– Ты прав, Григорий Александрович. Я принимаю твой совет; необходимо добиться полной правды.
Таким образом, к двум сановникам, отправившимся, по повелению государыни, в Москву, присоединился и комендант.
Однако Потемкин, который в появлении Пугачева подозревал руку Орлова и до которого дошли слухи о таинственном монахе, прибывавшем в крепости в день блестящего смотра войск, положившего начало благоволения к нему императрицы, не ограничился этим первым успехом своего плана свержения ненавистного ему Орлова. Имея в своем распоряжении опытных лиц, следивших за каждым шагом Орлова, он выбрал одного из них и направил в Москву с поручением проследить за всем допросом Пугачева и сообщить ему все подробности. Малый оказался очень ловким и, не жалея денег, которые ему в изобилии дал Потемкин, сумел пристроиться за дверями того помещения, в котором происходил допрос, и таким образом мог слышать его во всех подробностях.
Посредине комнаты, которые была отведена для допроса и перед входом в которую стояла под ружьем усиленная стража, находился стол, весь заваленный исписанными бумагами, документами; за ним сидел главный прокурор верховного суда, назначенный вести протокол заседания. Две боковые двери, ведшие в соседние комнаты, были завешаны плотными сборчатыми портьерами. Князь Орлов и граф Чернышев заняли приготовленные для них кресла и немедленно вслед за тем в комнату ввели под сильным конвоем Пугачева. Солдаты, с заряженными ружьями, со штыками, тотчас же покинули зал, ожидая у самых дверей новых приказаний.
Пугачеву было приказано сесть на деревянную скамейку, находившуюся в некотором расстоянии от стола. Вид его был ужасен и вызывал чувство сострадания.

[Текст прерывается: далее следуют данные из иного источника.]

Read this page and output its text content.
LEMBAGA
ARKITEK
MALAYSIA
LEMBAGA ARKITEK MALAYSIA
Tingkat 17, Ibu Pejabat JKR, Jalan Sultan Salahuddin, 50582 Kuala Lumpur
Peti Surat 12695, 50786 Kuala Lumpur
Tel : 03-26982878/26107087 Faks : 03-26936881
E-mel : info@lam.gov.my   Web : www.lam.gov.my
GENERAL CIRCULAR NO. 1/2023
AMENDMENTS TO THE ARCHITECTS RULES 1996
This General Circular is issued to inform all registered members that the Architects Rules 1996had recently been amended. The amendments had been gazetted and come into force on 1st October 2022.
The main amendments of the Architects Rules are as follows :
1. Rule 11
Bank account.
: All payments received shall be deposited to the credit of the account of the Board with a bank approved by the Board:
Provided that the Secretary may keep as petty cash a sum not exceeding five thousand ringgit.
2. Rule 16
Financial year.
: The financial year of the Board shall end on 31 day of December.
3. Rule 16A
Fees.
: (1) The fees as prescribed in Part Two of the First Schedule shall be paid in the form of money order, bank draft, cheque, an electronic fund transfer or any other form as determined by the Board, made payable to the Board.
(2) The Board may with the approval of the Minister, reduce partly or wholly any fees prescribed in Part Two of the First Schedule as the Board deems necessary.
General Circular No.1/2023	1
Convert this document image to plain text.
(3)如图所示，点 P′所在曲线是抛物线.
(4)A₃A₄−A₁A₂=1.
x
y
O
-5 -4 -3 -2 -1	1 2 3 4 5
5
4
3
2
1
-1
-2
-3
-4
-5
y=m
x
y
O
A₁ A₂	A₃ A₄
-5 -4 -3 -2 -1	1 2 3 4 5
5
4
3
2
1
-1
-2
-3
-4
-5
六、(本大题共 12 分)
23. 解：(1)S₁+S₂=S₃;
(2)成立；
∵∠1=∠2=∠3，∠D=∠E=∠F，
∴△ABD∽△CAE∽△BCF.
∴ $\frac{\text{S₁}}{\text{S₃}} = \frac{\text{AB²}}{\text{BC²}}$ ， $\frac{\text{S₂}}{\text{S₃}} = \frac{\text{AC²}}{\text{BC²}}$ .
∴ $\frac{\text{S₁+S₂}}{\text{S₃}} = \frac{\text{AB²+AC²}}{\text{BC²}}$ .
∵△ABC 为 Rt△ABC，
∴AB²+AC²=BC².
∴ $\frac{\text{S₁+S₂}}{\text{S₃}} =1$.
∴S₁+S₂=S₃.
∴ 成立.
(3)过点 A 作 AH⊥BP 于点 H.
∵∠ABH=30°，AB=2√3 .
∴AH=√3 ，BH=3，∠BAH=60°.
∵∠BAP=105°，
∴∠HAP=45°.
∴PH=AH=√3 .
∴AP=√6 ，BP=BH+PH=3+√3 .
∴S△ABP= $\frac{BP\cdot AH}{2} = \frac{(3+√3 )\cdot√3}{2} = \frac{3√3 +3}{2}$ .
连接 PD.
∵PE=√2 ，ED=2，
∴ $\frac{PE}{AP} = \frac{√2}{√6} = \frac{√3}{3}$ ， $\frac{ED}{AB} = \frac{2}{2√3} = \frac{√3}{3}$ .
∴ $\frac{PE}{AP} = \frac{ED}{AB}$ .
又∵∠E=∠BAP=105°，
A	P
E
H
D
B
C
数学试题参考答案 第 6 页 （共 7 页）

На нем был толстый армяк, его руки и ноги сковывали железные цепи, концы которых были прикреплены к железному кольцу, закованному на его шее. Его лицо, на которое свешивались коротко остриженные волосы, было землистого цвета; искаженные физическими и душевными страданиями черты выражали тупое равнодушие; никто не мог бы узнать в этом немощном, жалком человеке гордого вождя, который еще так недавно управлял сотнями тысяч людей, украшал себя императорской короной.
Он бросил исподлобья робкий взгляд на сидевших пред ним сановников и горькая улыбка показалась на его устах, когда он заметил на них голубую Андреевскую ленту, еще так недавно украшавшую его грудь. Затем он сел на указанное ему место, поник головою и под тяжестью звенящих оков его руки бессильно опустились на колена.
Прокурор верховного суда начал допрос; он обвинял подсудимого в преступном вооруженном восстании против своей императрицы, в убийстве императорских генералов и солдат, попавших к нему в плен, и наконец, в святотатственном злоупотреблении царским именем и знаками царского достоинства, причем после каждого обвинения спрашивал его, признается ли он в приписываемых ему преступлениях.
Пугачев отвечал на все эти вопросы кратко, едва слышным «да», а порою ограничивался легким кивком головы. Только после вопроса, не было ли у него сообщников в преступном замысле, он выпрямился; старая сила воли блеснула в его глазах и он громким голосом ответил:
– Все те храбрецы, которые последовали за мной, являются моими сообщниками, но, когда я начинал свое дело, они не принимали в нем никакого участия, так как веровали в меня и следовали за мной в убеждении, что служат правому делу и освобождают отечество от еретического преступного и незаконного правления!
Прокурор записал этот ответ подсудимого и продолжал приподнятым тоном свой допрос:
– Самым тяжелым преступлением, которое ты совершил, Емельян Пугачев, является твоя наглая, богохульная, злонамеренная ложь, что ты – император Петр Федорович, прах которого уже давно покоится в Александро-Невской лавре, что ты – супруг нашей великой Божьей милостью императрицы Екатерины Алексеевны.
– Я верил в это, – звеня цепями, возразил Пугачев, причем поднял кверху руки и, как бы в клятве положил их на сердце.
– И ты до сих пор веришь?
– Не знаю, – с горечью и с болью возразил Пугачев. – Я не знаю, есть ли на этом свет правда, сотворил ли меня Бог для того, чтобы жить и страдать, существуют ли небо и ад, где я опять встречу ту, которую я на земле любил и чье верное сердце пронзила моя рука, чтобы избавить ее от позора и бесчестья; но я знаю, что если имеется ад, то из него вышел дьявол, который вселил в мою душу ужасную мысль, что я живу двойной жизнью и что во мне ожил опять император Петр Федорович.